Dilek Duası Okunuşu ve Anlamı

Dilek Duası

Dua, kulun acizliğini itiraf ederek Allahu Teâlâ'ya sığınmasıdır. Dua etmek de tıpkı diğer ibadetler gibi belirli adab ve usul gerektirir. Kişi, bu adab ve usullere dikkat ederek ve gaflete düşmeden her değerli vakti değerlendirmelidir. Bu sayede Allahu Teâlâ, kişinin dileğini ya da daha hayırlısını lütfeder. Dua etmeye başlamadan önce kişi, istiğfar etmeli ve günahlarının affı için dua etmelidir. Çünkü günahlar ve hatalar, duanın kabulüne mani olabilir. İstiğfarın ardından Allahu Teâlâ'ya hamd-ü senalar edilmeli ve Rasûlüne (s.a.v.) salat ve selam getirilmelidir. Duaya başlamadan önce yapılacak olan bu kısa hazırlık, tevbe, besmele, hamdele ve salvele olarak özetlenebilir. Ardından içtenlikle kişi, dileğini ve ihtiyacını alemlerin Rabbi olan Allahu Teâlâ'dan istemeli, araya hiçbir aracı koymamalı ve şüpheden uzak bir kalp huzuruyla duasını etmelidir.
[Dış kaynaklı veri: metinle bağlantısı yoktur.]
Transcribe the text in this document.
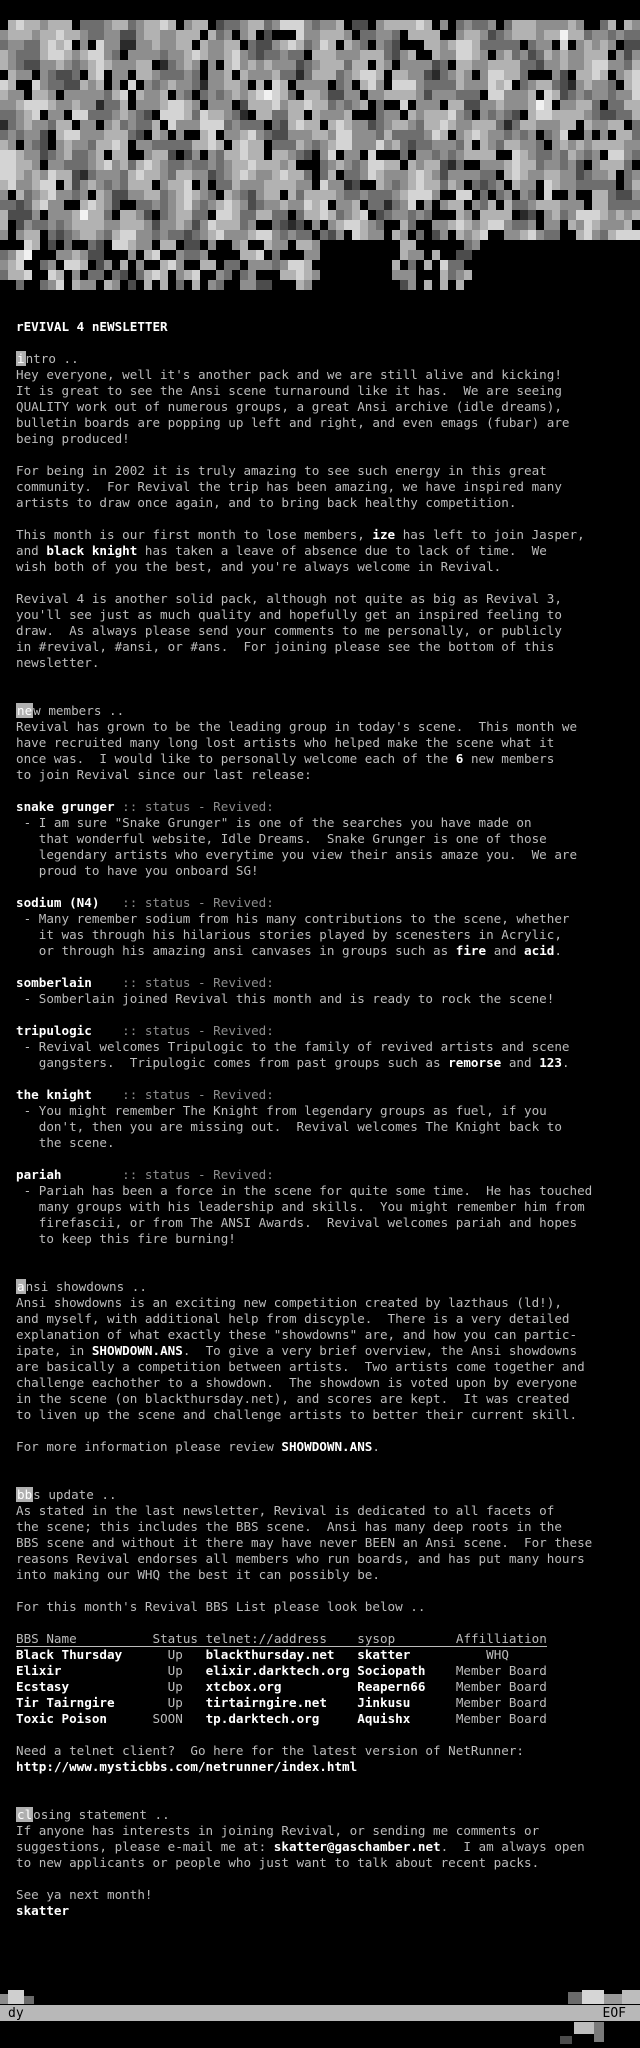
rEVIVAL 4 nEWSLETTER

intro ..
Hey everyone, well it's another pack and we are still alive and kicking!
It is great to see the Ansi scene turnaround like it has.  We are seeing
QUALITY work out of numerous groups, a great Ansi archive (idle dreams),
bulletin boards are popping up left and right, and even emags (fubar) are
being produced!

For being in 2002 it is truly amazing to see such energy in this great
community.  For Revival the trip has been amazing, we have inspired many
artists to draw once again, and to bring back healthy competition.

This month is our first month to lose members, ize has left to join Jasper,
and black knight has taken a leave of absence due to lack of time.  We
wish both of you the best, and you're always welcome in Revival.

Revival 4 is another solid pack, although not quite as big as Revival 3,
you'll see just as much quality and hopefully get an inspired feeling to
draw.  As always please send your comments to me personally, or publicly
in #revival, #ansi, or #ans.  For joining please see the bottom of this
newsletter.

new members ..
Revival has grown to be the leading group in today's scene.  This month we
have recruited many long lost artists who helped make the scene what it
once was.  I would like to personally welcome each of the 6 new members
to join Revival since our last release:

snake grunger :: status - Revived:
- I am sure "Snake Grunger" is one of the searches you have made on
that wonderful website, Idle Dreams.  Snake Grunger is one of those
legendary artists who everytime you view their ansis amaze you.  We are
proud to have you onboard SG!

sodium (N4) :: status - Revived:
- Many remember sodium from his many contributions to the scene, whether
it was through his hilarious stories played by scenesters in Acrylic,
or through his amazing ansi canvases in groups such as fire and acid.

somberlain :: status - Revived:
- Somberlain joined Revival this month and is ready to rock the scene!

tripulogic :: status - Revived:
- Revival welcomes Tripulogic to the family of revived artists and scene
gangsters.  Tripulogic comes from past groups such as remorse and 123.

the knight :: status - Revived:
- You might remember The Knight from legendary groups as fuel, if you
don't, then you are missing out.  Revival welcomes The Knight back to
the scene.

pariah	:: status - Revived:
- Pariah has been a force in the scene for quite some time.  He has touched
many groups with his leadership and skills.  You might remember him from
firefascii, or from The ANSI Awards.  Revival welcomes pariah and hopes
to keep this fire burning!

ansi showdowns ..
Ansi showdowns is an exciting new competition created by lazthaus (ld!),
and myself, with additional help from discyple.  There is a very detailed
explanation of what exactly these "showdowns" are, and how you can partic-
ipate, in SHOWDOWN.ANS.  To give a very brief overview, the Ansi showdowns
are basically a competition between artists.  Two artists come together and
challenge eachother to a showdown.  The showdown is voted upon by everyone
in the scene (on blackthursday.net), and scores are kept.  It was created
to liven up the scene and challenge artists to better their current skill.

For more information please review SHOWDOWN.ANS.

bbs update ..
As stated in the last newsletter, Revival is dedicated to all facets of
the scene; this includes the BBS scene.  Ansi has many deep roots in the
BBS scene and without it there may have never BEEN an Ansi scene.  For these
reasons Revival endorses all members who run boards, and has put many hours
into making our WHQ the best it can possibly be.

For this month's Revival BBS List please look below ..

BBS Name	Status telnet://address sysop	Affilliation
Black Thursday	Up blackthursday.net skatter	WHQ
Elixir	Up elixir.darktech.org Sociopath Member Board
Ecstasy	Up xtcbox.org	Reapern66 Member Board
Tir Tairngire	Up tirtairngire.net Jinkusu	Member Board
Toxic Poison	SOON tp.darktech.org	Aquishx	Member Board

Need a telnet client?  Go here for the latest version of NetRunner:
http://www.mysticbbs.com/netrunner/index.html

closing statement ..
If anyone has interests in joining Revival, or sending me comments or
suggestions, please e-mail me at: skatter@gaschamber.net.  I am always open
to new applicants or people who just want to talk about recent packs.

See ya next month!
skatter
dy	EOF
Dilek Duasının Kabul Olunma Şartları Nelerdir?

Dua etmenin şartlarından biri de duanın kabulü konusunda şüphe etmemektir. Yağmur duasına giderken yanında şemsiye götüren kişinin iman ve inancı ile dua etmek gerekir. Kul dua ederken eli, gözü ve kalbi başka şeylerle meşgul olmamalıdır. Sadece dille ezberlenmiş duaların ruhsuz tekrarı çok da faziletli değildir. Zira dua ederken, kendisini duyan ve işiten Rabbinin huzurunda olduğunu unutmadan, duasının kabul olunacağına tam manasıyla inanarak, huşu içinde dua etmeli ve dileklerini dile getirmelidir. Edep, kişiye her hal ve durumda yakışan en güzel ziynettir.

Allahu Teâlâ bir hadis-i kudsi'de şöyle buyurmuştur:

"Ben, kulumun zannına göre muamele ederim; benden beklediğini yaparım. Tevbe-istiğfar ederse günahını bağışlarım, dua eder bir şey isterse dileğini veririm. Kulum, benim ihsan sahibi olduğumu bilerek benden isterse isteğini veririm. Eğer şüphe ederse dilediği, umduğu şeye nail olmaz."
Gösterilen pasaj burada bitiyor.